Calcium, Ca2+. Rigidity of bones and teeth; blood clotting; muscle contraction.
Sodium, Na2+. Regulation of osmotic pressure; absorption of carbohydrate; turgidity og plant vacuole.
Potassium, K+. Osmoregulation and pH; transport across cell membranes; generation of leaves and flowers in plants; transmission in nerves and muscle contraction.
Hydrogen, H+. Photosynthesis and respiration; transport of oxygen in blood; regulation of blood pH.
Ammonium; NH4+. Amino acids and proteins; hormones; nucleic acids; nitrogen cycle.
Nitrate, NO3-. Amino acids and proteins; nucleic acids; hormones; nitrogen cycle.
Hydrogencarbonate; HCO3-. Regulation of blood pH; transport of carbon dioxide in blood.
Chloride, Cl-. Urine production; osmoregulation; transport of carbon dioxide; carriage of oxygen; regulation of blood pH; root growth in plants.
Hydroxide, OH-. Regulation of blood pH.


What is the aim of chromatography?

Separation of molecules based on size.
Smaller molecules travel further than larger molecules.
Two stages: Stationary - the paper or TLC plate. Mobile - the solvent relevant for the specific biological molecule.

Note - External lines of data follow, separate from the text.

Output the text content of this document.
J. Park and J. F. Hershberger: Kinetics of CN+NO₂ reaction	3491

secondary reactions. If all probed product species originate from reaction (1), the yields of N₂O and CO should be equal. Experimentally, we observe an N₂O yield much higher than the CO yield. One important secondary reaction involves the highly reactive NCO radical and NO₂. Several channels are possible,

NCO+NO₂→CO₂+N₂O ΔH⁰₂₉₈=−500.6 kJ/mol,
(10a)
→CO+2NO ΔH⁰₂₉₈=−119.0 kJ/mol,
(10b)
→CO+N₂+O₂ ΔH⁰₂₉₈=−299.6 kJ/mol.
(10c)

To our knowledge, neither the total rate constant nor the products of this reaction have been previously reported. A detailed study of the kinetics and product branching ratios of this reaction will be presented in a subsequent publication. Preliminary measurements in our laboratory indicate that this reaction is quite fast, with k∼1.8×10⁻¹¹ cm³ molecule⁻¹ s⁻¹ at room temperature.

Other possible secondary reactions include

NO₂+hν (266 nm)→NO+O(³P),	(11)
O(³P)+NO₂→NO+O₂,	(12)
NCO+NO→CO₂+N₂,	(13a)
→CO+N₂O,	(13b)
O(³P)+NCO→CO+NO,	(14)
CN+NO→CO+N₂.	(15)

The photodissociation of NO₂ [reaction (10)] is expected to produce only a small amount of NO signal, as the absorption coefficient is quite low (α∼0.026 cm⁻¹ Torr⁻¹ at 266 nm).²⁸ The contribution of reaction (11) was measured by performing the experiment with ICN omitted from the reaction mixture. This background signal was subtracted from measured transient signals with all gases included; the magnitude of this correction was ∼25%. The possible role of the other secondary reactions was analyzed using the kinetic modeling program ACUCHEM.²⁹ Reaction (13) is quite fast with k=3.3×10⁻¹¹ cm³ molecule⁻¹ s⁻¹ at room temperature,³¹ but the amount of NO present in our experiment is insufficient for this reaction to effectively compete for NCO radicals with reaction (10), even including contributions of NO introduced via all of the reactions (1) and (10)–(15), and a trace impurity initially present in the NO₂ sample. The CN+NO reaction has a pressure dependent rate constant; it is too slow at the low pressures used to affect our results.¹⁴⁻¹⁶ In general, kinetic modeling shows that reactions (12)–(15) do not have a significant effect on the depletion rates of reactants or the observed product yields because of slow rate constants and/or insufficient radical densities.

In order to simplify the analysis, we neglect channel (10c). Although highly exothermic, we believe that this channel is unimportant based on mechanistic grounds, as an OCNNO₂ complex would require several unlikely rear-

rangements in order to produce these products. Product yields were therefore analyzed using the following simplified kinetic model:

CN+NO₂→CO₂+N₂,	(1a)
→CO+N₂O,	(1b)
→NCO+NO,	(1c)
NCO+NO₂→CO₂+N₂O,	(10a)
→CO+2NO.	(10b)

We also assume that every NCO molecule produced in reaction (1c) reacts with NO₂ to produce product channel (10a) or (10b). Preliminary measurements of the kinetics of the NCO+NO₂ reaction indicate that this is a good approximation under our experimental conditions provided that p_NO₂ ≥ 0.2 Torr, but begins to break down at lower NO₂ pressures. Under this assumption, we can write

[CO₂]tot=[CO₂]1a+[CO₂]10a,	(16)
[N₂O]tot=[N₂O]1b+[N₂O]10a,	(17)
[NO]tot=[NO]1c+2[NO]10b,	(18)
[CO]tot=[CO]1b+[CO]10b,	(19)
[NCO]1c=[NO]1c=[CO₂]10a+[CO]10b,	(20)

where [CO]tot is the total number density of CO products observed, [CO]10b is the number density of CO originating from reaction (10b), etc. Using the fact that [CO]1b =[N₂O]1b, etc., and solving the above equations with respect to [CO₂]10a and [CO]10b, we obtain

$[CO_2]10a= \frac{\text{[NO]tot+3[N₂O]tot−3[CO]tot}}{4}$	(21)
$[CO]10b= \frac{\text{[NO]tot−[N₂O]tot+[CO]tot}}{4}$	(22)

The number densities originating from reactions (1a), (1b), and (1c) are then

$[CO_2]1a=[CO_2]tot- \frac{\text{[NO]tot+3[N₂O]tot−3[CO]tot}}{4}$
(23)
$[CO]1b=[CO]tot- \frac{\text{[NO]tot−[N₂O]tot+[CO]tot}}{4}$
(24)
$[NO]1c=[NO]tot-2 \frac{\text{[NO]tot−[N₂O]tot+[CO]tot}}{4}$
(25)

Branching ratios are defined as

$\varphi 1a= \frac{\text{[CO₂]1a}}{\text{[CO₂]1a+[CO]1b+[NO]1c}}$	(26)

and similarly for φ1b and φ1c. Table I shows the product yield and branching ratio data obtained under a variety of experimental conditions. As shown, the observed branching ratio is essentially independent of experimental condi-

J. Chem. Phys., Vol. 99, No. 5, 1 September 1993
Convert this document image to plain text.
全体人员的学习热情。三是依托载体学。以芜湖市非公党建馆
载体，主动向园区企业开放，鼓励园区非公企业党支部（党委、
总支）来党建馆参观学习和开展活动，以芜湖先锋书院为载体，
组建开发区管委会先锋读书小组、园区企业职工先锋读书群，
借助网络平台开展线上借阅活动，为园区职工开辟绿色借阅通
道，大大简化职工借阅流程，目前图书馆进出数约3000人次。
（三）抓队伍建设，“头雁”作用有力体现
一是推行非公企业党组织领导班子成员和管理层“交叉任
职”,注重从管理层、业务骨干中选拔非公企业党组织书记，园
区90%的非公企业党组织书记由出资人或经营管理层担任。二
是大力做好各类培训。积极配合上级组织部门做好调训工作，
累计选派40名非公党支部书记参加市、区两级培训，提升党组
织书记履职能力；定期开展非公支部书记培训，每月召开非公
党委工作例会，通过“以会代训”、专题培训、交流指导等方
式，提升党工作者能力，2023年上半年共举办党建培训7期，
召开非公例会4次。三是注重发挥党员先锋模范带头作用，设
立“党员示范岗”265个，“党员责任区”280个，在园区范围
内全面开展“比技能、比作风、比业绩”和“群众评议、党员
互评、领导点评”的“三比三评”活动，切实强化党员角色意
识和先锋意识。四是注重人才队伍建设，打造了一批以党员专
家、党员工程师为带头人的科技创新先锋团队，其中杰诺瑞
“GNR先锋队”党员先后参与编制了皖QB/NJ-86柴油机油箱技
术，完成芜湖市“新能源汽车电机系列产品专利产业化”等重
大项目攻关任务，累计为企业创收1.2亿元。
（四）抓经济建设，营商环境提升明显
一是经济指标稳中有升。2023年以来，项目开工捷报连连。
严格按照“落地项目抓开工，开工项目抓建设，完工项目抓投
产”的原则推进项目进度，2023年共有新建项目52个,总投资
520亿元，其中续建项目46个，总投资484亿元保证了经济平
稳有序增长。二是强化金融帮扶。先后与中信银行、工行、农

What is the method for chromatography?

Draw line in pencil at bottom of paper/TLC plate.
Dot sample onto line, allow to dry between dots.
Place in solvent, cover, leave.
Run until solvent reaches just below top of paper.
Calculate Rf value.


How is the Rf value calculated?

Rf = x/y.
x = distance travelled by molecule.
y = distance travelled by front.


How are colourless molecules resolved?

Ultraviolet light - TLC plates show fluorescence, spots mask glow.
Ninhydrin - binds to amino acids, visible as brown/purple dots.
Iodine - add crystals, seal container, vapour forms and binds molecules.


Describe how chromatography works.

Rate of travel through plate determined by: size of molecule, solubility in given solvent.
Exposed -OH groups on surface of plate or paper form H bonds with molecules.
Highly polar molecules adsorbed to surface more easily than less polar molecules.
Less polar molecules move more easily up the paper or plate - less ‘stick’.